How to replace the empty place with next line content in shell script

Question

1,n1,abcd,1234 
2,n2,abrt,5666
 ,h2,yyyy,123x
3,h2,yyyy,123y
3,h2,yyyy,1234
 ,k1,yyyy,5234
4,22,yyyy,5234

the above given is my input file abc.txt , all I want the missing first column value should fill with next row first value. example:

3,h2,yyyy,123x
3,h2,yyyy,123y

I want output like below,

1,n1,abcd,1234
2,n2,abrt,5666
3,h2,yyyy,123x// the missing first column value 3 should fill with second row first value
3,h2,yyyy,123y
3,h2,yyyy,1234
4,k1,yyyy,5234
4,22,yyyy,5234

How to implement this with help of AWK or some other alternate in shell script,please help.

Answer 1

With GNU sed:

$ sed '/^ ,/{N;s/ \(.*\n\)\([^,]*\)\(.*\)/\2\1\2\3/}' infile
1,n1,abcd,1234 
2,n2,abrt,5666
3,h2,yyyy,123x
3,h2,yyyy,123y
3,h2,yyyy,1234
4,k1,yyyy,5234
4,22,yyyy,5234

The sed command does the following:

/^ ,/ {   # If the line starts with 'space comma'
    N     # Append the next line

    # Extract the value before the comma, prepend to first line
    s/ \(.*\n\)\([^,]*\)\(.*\)/\2\1\2\3/
}

BSD sed would require an extra semicolon before the closing brace.

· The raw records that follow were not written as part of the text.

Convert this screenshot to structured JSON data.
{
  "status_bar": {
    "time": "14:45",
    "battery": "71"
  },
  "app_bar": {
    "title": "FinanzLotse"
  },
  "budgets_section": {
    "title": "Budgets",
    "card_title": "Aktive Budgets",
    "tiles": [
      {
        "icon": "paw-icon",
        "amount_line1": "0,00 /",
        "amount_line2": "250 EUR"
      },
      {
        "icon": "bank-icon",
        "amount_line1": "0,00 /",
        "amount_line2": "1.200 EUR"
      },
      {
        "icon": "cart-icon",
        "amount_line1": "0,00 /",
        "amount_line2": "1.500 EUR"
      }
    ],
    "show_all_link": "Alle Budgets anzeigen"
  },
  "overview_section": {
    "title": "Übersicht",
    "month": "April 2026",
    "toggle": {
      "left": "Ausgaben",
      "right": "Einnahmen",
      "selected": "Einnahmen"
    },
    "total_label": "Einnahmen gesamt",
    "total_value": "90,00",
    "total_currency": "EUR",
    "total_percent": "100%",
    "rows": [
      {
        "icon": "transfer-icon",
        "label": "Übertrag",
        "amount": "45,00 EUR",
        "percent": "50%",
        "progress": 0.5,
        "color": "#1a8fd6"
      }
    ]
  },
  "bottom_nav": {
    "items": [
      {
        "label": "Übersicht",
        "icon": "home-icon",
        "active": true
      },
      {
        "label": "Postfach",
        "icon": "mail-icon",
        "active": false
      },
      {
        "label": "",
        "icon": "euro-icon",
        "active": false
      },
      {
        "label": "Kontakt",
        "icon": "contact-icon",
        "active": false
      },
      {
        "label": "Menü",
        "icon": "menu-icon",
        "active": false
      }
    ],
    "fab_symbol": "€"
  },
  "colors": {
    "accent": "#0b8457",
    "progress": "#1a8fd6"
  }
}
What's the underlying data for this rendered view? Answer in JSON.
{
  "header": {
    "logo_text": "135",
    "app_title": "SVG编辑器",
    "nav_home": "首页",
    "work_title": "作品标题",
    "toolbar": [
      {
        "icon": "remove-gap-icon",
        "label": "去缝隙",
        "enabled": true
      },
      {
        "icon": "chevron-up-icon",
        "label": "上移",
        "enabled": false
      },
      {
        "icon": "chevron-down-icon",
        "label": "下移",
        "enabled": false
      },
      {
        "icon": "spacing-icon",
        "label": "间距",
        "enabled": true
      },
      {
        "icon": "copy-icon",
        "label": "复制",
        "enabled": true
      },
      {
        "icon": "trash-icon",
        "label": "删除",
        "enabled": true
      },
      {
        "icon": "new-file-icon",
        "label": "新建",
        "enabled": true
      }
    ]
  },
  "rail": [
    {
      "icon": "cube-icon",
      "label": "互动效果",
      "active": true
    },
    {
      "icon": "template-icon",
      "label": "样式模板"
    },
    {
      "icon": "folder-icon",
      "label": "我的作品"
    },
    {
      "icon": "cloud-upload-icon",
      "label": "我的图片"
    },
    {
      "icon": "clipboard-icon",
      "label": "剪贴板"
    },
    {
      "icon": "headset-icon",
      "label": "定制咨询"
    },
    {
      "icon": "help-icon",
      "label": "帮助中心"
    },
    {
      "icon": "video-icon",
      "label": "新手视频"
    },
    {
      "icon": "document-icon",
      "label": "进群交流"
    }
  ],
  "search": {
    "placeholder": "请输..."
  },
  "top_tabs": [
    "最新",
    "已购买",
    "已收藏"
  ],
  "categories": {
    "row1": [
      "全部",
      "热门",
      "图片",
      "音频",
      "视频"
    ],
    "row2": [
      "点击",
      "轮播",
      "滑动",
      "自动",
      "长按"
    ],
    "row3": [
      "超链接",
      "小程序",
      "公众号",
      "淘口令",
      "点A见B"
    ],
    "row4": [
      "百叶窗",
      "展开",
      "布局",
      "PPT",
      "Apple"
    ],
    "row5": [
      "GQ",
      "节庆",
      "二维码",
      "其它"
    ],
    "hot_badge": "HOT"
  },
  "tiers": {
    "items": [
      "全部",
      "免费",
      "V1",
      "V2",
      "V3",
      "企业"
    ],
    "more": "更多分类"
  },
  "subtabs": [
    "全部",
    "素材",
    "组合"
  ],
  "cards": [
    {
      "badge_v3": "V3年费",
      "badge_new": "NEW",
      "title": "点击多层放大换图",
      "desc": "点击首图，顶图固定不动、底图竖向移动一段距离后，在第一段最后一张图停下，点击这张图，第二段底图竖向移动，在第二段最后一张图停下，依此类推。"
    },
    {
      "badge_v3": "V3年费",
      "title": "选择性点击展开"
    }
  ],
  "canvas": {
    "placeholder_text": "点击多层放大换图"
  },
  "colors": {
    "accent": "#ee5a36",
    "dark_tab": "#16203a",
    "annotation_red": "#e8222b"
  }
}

This only works with non-contiguous lines with missing values.

Answer 2

Using awk you can do:

awk -F, '$1 ~ /^ *$/ {
   p=p RS $0
   next
}
p!="" {
   gsub(RS " +", RS $1, p)
   sub("^" RS, "", p)
   print p
   p=""
} 1' file

1,n1,abcd,1234
2,n2,abrt,5666
3,h2,yyyy,123x
3,h2,yyyy,123y
3,h2,yyyy,1234
4,k1,yyyy,5234
4,22,yyyy,5234

Answer 3

I would reverse the file, and then replace the value from the previous line:

tac filename | awk -F, '$1 ~ /^[[:blank:]]*$/ {$1 = prev} {print; prev=$1}' | tac

This will also fill in missing values on multiple lines.